Combien sont-ils précisément ? 100 ? 150 ? 200 ? Les diverses sources contactées affirment ne pas pouvoir être précises : ces libérations extrajudiciaires sont par définition secrètes et, si certains prisonniers étaient détenus à la Maison d’arrêt centrale de Bamako, d’autres sortiraient de sites de la Sécurité d’État, les services de renseignement maliens. Dans tous les cas, c’est un nombre important, très important, même de combattants qui est sur la table.
La décision de les libérer a-t-elle été prise par les nouvelles autorités maliennes ? Par le président déchu, Ibrahim Boubacar Keita, sans qu’il n’ait pu mener l’opération à son terme ? La France a-t-elle été consultée ? Ou la Mission des Nations unies dans le pays ?
La seconde contrepartie, c’est la rançon. À ce stade, seules, circulent des rumeurs et aucune information fiable. Lors des précédentes libérations d’otages dans la zone, les montants ont atteint plusieurs dizaines de millions d’euros.
Libération de Sophie Pétronin, fin de quatre ans de captivité
Sophie Pétronin avait déjà échappé de peu à un enlèvement par les terroristes en 2012. Auparavant, la Française œuvrait depuis 2001 en faveur des orphelins et des enfants souffrant de malnutrition à Gao. En 2012, elle avait pu sortir in extremis du consulat algérien, où elle s’était réfugiée, et être exfiltrée du pays sous un déguisement avant que les djihadistes ne prennent le contrôle de la zone.
L’année suivante elle retourne pourtant à Gao et trois ans plus tard, la veille de Noël, elle est finalement enlevée en plein jour.

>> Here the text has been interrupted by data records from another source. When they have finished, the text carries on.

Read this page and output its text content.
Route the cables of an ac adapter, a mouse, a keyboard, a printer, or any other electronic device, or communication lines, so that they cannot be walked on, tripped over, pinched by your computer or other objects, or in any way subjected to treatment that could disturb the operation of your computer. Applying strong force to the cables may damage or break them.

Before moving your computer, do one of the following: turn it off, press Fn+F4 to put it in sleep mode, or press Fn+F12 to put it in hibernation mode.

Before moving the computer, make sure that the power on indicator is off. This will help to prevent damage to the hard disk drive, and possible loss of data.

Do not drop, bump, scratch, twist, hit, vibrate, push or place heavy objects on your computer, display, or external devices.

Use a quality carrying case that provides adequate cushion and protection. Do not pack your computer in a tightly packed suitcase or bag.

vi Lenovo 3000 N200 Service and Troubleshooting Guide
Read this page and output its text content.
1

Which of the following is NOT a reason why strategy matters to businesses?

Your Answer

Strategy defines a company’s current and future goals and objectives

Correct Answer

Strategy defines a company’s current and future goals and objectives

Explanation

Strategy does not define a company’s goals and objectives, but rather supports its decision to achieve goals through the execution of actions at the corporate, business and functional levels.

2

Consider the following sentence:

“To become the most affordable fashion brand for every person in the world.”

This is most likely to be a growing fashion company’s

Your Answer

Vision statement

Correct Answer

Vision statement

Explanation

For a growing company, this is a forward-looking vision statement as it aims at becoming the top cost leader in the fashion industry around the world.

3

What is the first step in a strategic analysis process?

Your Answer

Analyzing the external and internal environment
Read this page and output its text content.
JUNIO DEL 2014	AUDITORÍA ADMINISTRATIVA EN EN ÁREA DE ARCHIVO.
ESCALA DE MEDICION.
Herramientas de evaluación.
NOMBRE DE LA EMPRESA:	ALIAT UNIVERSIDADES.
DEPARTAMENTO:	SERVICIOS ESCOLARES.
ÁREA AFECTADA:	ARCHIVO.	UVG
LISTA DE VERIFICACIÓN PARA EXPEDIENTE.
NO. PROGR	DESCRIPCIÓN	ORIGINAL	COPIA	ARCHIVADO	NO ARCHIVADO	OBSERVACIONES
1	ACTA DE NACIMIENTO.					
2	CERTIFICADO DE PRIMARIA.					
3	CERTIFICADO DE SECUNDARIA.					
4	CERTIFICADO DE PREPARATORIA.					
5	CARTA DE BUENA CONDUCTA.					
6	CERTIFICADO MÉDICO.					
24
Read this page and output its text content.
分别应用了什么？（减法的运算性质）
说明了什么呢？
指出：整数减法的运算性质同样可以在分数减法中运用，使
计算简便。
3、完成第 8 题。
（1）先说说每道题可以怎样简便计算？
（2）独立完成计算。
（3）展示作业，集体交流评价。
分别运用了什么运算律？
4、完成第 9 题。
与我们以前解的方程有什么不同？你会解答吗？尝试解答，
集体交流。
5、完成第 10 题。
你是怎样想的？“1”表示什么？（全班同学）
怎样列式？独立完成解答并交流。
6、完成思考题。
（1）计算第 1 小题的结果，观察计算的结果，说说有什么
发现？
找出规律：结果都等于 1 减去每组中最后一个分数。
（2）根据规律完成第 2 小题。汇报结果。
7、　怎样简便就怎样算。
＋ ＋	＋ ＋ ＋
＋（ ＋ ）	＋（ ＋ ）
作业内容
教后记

Les premiers mois de sa captivité : c’est le silence, pas de trace de vie Sophie Pétronin et aucune revendication. Il faut attendre juillet 2017 pour que le GSIM, le JNIM selon son acronyme en arabe, diffuse une vidéo montrant la septuagénaire. À la fin de l’enregistrement, un homme en appelle à l’intervention d’Emmanuel Macron. Un signe que les ravisseurs sont prêts à négocier, pense alors la famille de l’otage qui croit encore à un dénouement proche. Mais les mois passent et Sophie Pétronin reste captive.
Mi-juin 2018, sort une nouvelle vidéo. L’humanitaire française y apparaît très fatiguée, visage émacié. C’est elle qui en appelle alors au président Macron. En novembre de la même année, ses ravisseurs affirment dans un nouveau message que son état de santé s’est dégradé. Cette fois, elle n’apparaît pas. L’inquiétude grandit parmi ses proches.
Enfin, les deux otages de luxes pour les terroristes viennent d’être libérés, l’un après 6 mois et l’autre après 5 ans de captivité aux mains des ravisseurs. Selon certaines sources, au total 4 otages auraient été libérés. Également deux otages de nationalité italienne seraient libérés hier.